The issues are just as relevant today: what makes effective community action, how far will you go to accomplish your ends, what are the forms of politics you can choose to practice, how does democracy work?

Community is available on Amazon and Smashwords.

Into The Fire: A Poet’s Journey through Hell’s Kitchen (Part)

In this “docu-memoir” I re-collect my first years in the midtown neighborhood known as Hell’s Kitchen (officially as Clinton). In the beginning I worked at St. Clement’s Church in the theater and poetry program as a volunteer. Later I ran the Poetry Festival at St. Clement’s, begun by poet and small press publisher Richard Spiegel a year or so before my arrival. From 1978 to 1983 the Poetry Festival was a great part of my life, as it still is: something we come to know as we grow older is that the past is always part of the present. Many poets, actors, and other artists appeared in PoFest productions. While I was working at the church, I came to know some of the neighbors and began attending local group meetings. Into The Fire is the story of how I found a place to call home.

This is an excerpt from Into The Fire, Part 1: 1978-1979

Upstairs in St. Clement’s sanctuary’s vast open space, rows of tall arched windows resembled trees, and their stained glass mosaics formed branches, flowers and leaves. The peaked roof with hewn beams two stories high was Noah’s Ark come to rest upside down on Manhattan Island, filled with seminal winds and sounds of the flood.

A red carpet on the stairs and in the offices was worn but still warmed to the glow from the windows’ mosaics. These mosaics were not primary colors and depictions of saints or scenes from the Bible, but Longfellow’s forest primeval—lichen green on fallen trees, earthy orange, and clouds streaking into blue.

Watty Strouss, a member of the church’s Board of Managers, said, “Oh, they’re actually not stained glass. They’re leaded glass.”

“There’s beauty under the grime.”

“We’d like to restore them, but it’s very expensive. Each piece needs to be cleaned and re-set with new binding.”

A heavy wire mesh covered all the street-front windows, crisscrossing the muted mosaics. The protective mesh made the church look almost medieval.

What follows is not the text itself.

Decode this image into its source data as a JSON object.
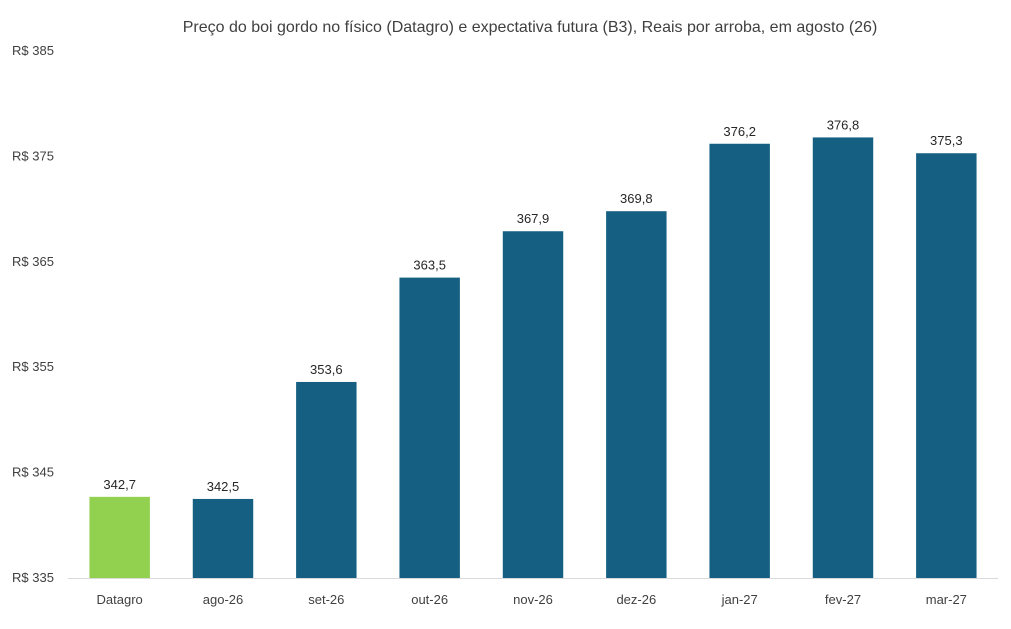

“Oh,” Watty said, the word “oh” a major part of his vocabulary and depending on the inflection, having different meanings like the Chinese language. “Someone didn’t like our being an anti-war church and threw a Molotov cocktail through an upstairs window.”

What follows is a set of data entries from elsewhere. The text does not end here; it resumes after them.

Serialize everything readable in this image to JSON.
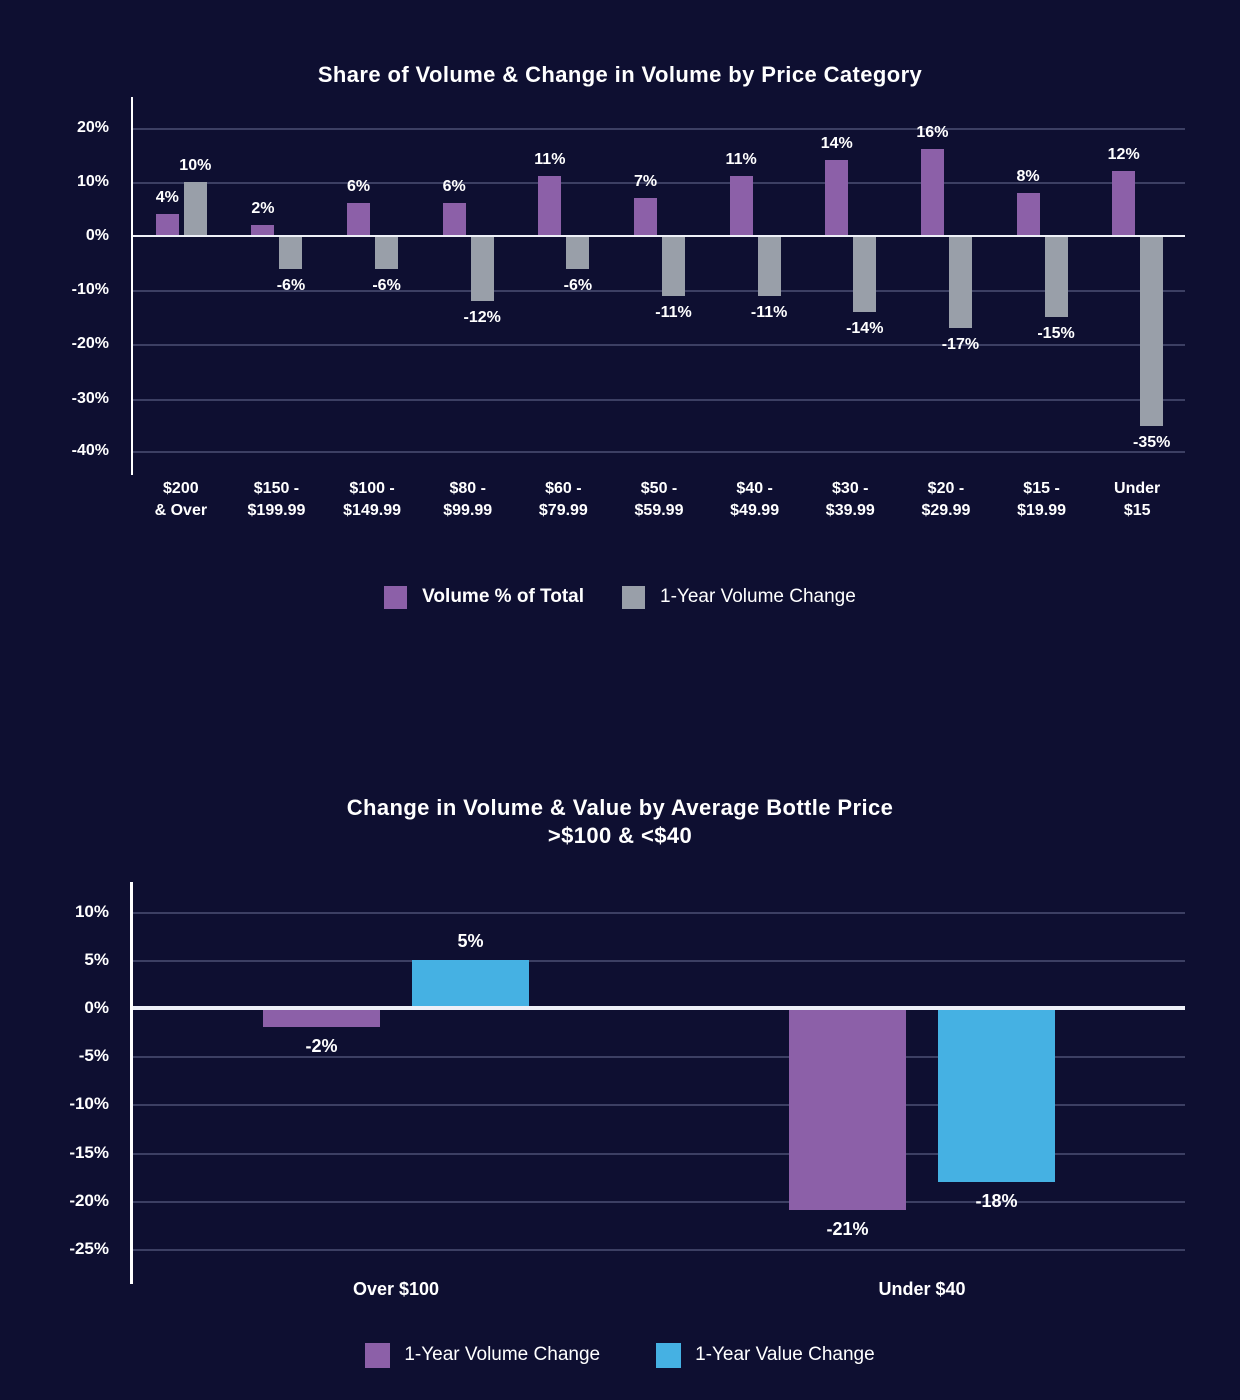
{
  "colors": {
    "background": "#0e0f31",
    "purple": "#8c60a8",
    "gray": "#999fa9",
    "blue": "#45b1e3",
    "gridline": "#3c3f63",
    "zero_line": "#ffffff",
    "text": "#ffffff"
  },
  "chart_data": [
    {
      "type": "bar",
      "title": "Share of Volume & Change in Volume by Price Category",
      "categories": [
        "$200\n& Over",
        "$150 -\n$199.99",
        "$100 -\n$149.99",
        "$80 -\n$99.99",
        "$60 -\n$79.99",
        "$50 -\n$59.99",
        "$40 -\n$49.99",
        "$30 -\n$39.99",
        "$20 -\n$29.99",
        "$15 -\n$19.99",
        "Under\n$15"
      ],
      "series": [
        {
          "name": "Volume % of Total",
          "color_key": "purple",
          "values": [
            4,
            2,
            6,
            6,
            11,
            7,
            11,
            14,
            16,
            8,
            12
          ],
          "labels": [
            "4%",
            "2%",
            "6%",
            "6%",
            "11%",
            "7%",
            "11%",
            "14%",
            "16%",
            "8%",
            "12%"
          ]
        },
        {
          "name": "1-Year Volume Change",
          "color_key": "gray",
          "values": [
            10,
            -6,
            -6,
            -12,
            -6,
            -11,
            -11,
            -14,
            -17,
            -15,
            -35
          ],
          "labels": [
            "10%",
            "-6%",
            "-6%",
            "-12%",
            "-6%",
            "-11%",
            "-11%",
            "-14%",
            "-17%",
            "-15%",
            "-35%"
          ]
        }
      ],
      "yticks": [
        20,
        10,
        0,
        -10,
        -20,
        -30,
        -40
      ],
      "ytick_labels": [
        "20%",
        "10%",
        "0%",
        "-10%",
        "-20%",
        "-30%",
        "-40%"
      ],
      "ylim": [
        25.3,
        -40.0
      ],
      "grid": true,
      "legend_position": "bottom"
    },
    {
      "type": "bar",
      "title": "Change in Volume & Value by Average Bottle Price",
      "subtitle": ">$100 & <$40",
      "categories": [
        "Over $100",
        "Under $40"
      ],
      "series": [
        {
          "name": "1-Year Volume Change",
          "color_key": "purple",
          "values": [
            -2,
            -21
          ],
          "labels": [
            "-2%",
            "-21%"
          ]
        },
        {
          "name": "1-Year Value Change",
          "color_key": "blue",
          "values": [
            5,
            -18
          ],
          "labels": [
            "5%",
            "-18%"
          ]
        }
      ],
      "yticks": [
        10,
        5,
        0,
        -5,
        -10,
        -15,
        -20,
        -25
      ],
      "ytick_labels": [
        "10%",
        "5%",
        "0%",
        "-5%",
        "-10%",
        "-15%",
        "-20%",
        "-25%"
      ],
      "ylim": [
        12.9,
        -28.2
      ],
      "grid": true,
      "legend_position": "bottom"
    }
  ]
}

In the 1960s, he told me, Joan Baez was married in the church. Later she referred to it as “that funky little peace church on the West Side.” Watty sighed. “She couldn’t remember our name.”

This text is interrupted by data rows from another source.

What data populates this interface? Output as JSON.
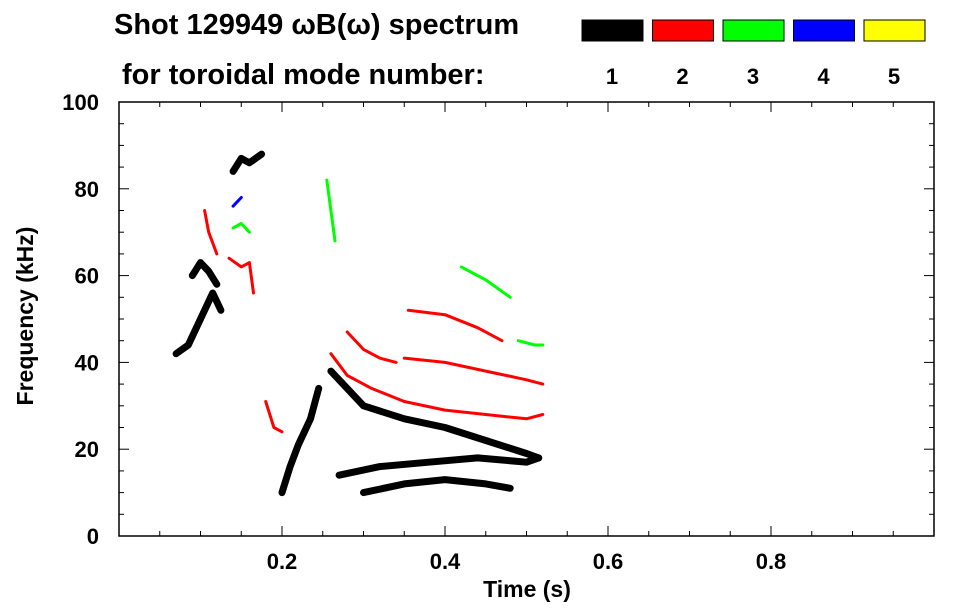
{
  "title_line1": "Shot 129949 ωB(ω) spectrum",
  "title_line2": "for toroidal mode number:",
  "chart_data": {
    "type": "scatter",
    "xlabel": "Time (s)",
    "ylabel": "Frequency (kHz)",
    "xlim": [
      0.0,
      1.0
    ],
    "ylim": [
      0,
      100
    ],
    "xticks": [
      0.2,
      0.4,
      0.6,
      0.8
    ],
    "xtick_labels": [
      "0.2",
      "0.4",
      "0.6",
      "0.8"
    ],
    "yticks": [
      0,
      20,
      40,
      60,
      80,
      100
    ],
    "ytick_labels": [
      "0",
      "20",
      "40",
      "60",
      "80",
      "100"
    ],
    "legend_position": "top-right",
    "legend": [
      {
        "label": "1",
        "color": "#000000"
      },
      {
        "label": "2",
        "color": "#ff0000"
      },
      {
        "label": "3",
        "color": "#00ff00"
      },
      {
        "label": "4",
        "color": "#0000ff"
      },
      {
        "label": "5",
        "color": "#ffff00"
      }
    ],
    "series": [
      {
        "name": "1",
        "color": "#000000",
        "segments": [
          {
            "x": [
              0.07,
              0.085,
              0.1,
              0.115,
              0.125
            ],
            "y": [
              42,
              44,
              50,
              56,
              52
            ]
          },
          {
            "x": [
              0.09,
              0.1,
              0.11,
              0.12
            ],
            "y": [
              60,
              63,
              61,
              58
            ]
          },
          {
            "x": [
              0.14,
              0.15,
              0.16,
              0.175
            ],
            "y": [
              84,
              87,
              86,
              88
            ]
          },
          {
            "x": [
              0.2,
              0.21,
              0.22,
              0.235,
              0.245
            ],
            "y": [
              10,
              16,
              21,
              27,
              34
            ]
          },
          {
            "x": [
              0.26,
              0.3,
              0.35,
              0.4,
              0.45,
              0.5,
              0.515
            ],
            "y": [
              38,
              30,
              27,
              25,
              22,
              19,
              18
            ]
          },
          {
            "x": [
              0.27,
              0.32,
              0.38,
              0.44,
              0.5,
              0.515
            ],
            "y": [
              14,
              16,
              17,
              18,
              17,
              18
            ]
          },
          {
            "x": [
              0.3,
              0.35,
              0.4,
              0.45,
              0.48
            ],
            "y": [
              10,
              12,
              13,
              12,
              11
            ]
          }
        ]
      },
      {
        "name": "2",
        "color": "#ff0000",
        "segments": [
          {
            "x": [
              0.105,
              0.11,
              0.12
            ],
            "y": [
              75,
              70,
              65
            ]
          },
          {
            "x": [
              0.135,
              0.15,
              0.16,
              0.165
            ],
            "y": [
              64,
              62,
              63,
              56
            ]
          },
          {
            "x": [
              0.18,
              0.185,
              0.19,
              0.2
            ],
            "y": [
              31,
              28,
              25,
              24
            ]
          },
          {
            "x": [
              0.26,
              0.28,
              0.31,
              0.35,
              0.4,
              0.45,
              0.5,
              0.52
            ],
            "y": [
              42,
              37,
              34,
              31,
              29,
              28,
              27,
              28
            ]
          },
          {
            "x": [
              0.28,
              0.3,
              0.32,
              0.34
            ],
            "y": [
              47,
              43,
              41,
              40
            ]
          },
          {
            "x": [
              0.35,
              0.4,
              0.45,
              0.5,
              0.52
            ],
            "y": [
              41,
              40,
              38,
              36,
              35
            ]
          },
          {
            "x": [
              0.355,
              0.4,
              0.44,
              0.47
            ],
            "y": [
              52,
              51,
              48,
              45
            ]
          }
        ]
      },
      {
        "name": "3",
        "color": "#00ff00",
        "segments": [
          {
            "x": [
              0.14,
              0.15,
              0.16
            ],
            "y": [
              71,
              72,
              70
            ]
          },
          {
            "x": [
              0.255,
              0.26,
              0.265
            ],
            "y": [
              82,
              75,
              68
            ]
          },
          {
            "x": [
              0.42,
              0.45,
              0.48
            ],
            "y": [
              62,
              59,
              55
            ]
          },
          {
            "x": [
              0.49,
              0.51,
              0.52
            ],
            "y": [
              45,
              44,
              44
            ]
          }
        ]
      },
      {
        "name": "4",
        "color": "#0000ff",
        "segments": [
          {
            "x": [
              0.14,
              0.145,
              0.15
            ],
            "y": [
              76,
              77,
              78
            ]
          }
        ]
      }
    ]
  }
}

The upstairs space was both the Sanctuary where services were held and a theater. In the 1960s it had been remodeled to accommodate the American Place Theater. After American Place left for new digs in the basement of a high-rise on West 46th between Sixth and Seventh Avenues, another Theater at St. Clement’s was born. That incarnation had a good run, but collapsed amid questions of missing funds. The current Theater at St. Clement’s started in the early 1970s and operated in the downstairs space, which was also called the downstairs theater.

The church’s main income came from renting the Upstairs Space to outside theater groups. Every Sunday church services were held onstage, making use of the current play’s set to match the sermon’s theme. Vestry members with corduroy jeans beneath their robes rolled out the altar and pulpit and lowered a large crystal cross from its station in the light grid high in the beams.

So, the Upstairs Space had several names as well, depending on its current use and who was using it: the Upstairs Space, the Sanctuary, and the Upstairs Theater.

Alone at the massive gray metal desk in the front office I heard sounds in the church: voices, stories, pieces of song, wind in the sanctuary, birds in the oak tree, the organist practicing hymns, tales of the flower fund and the trust for burying the poor.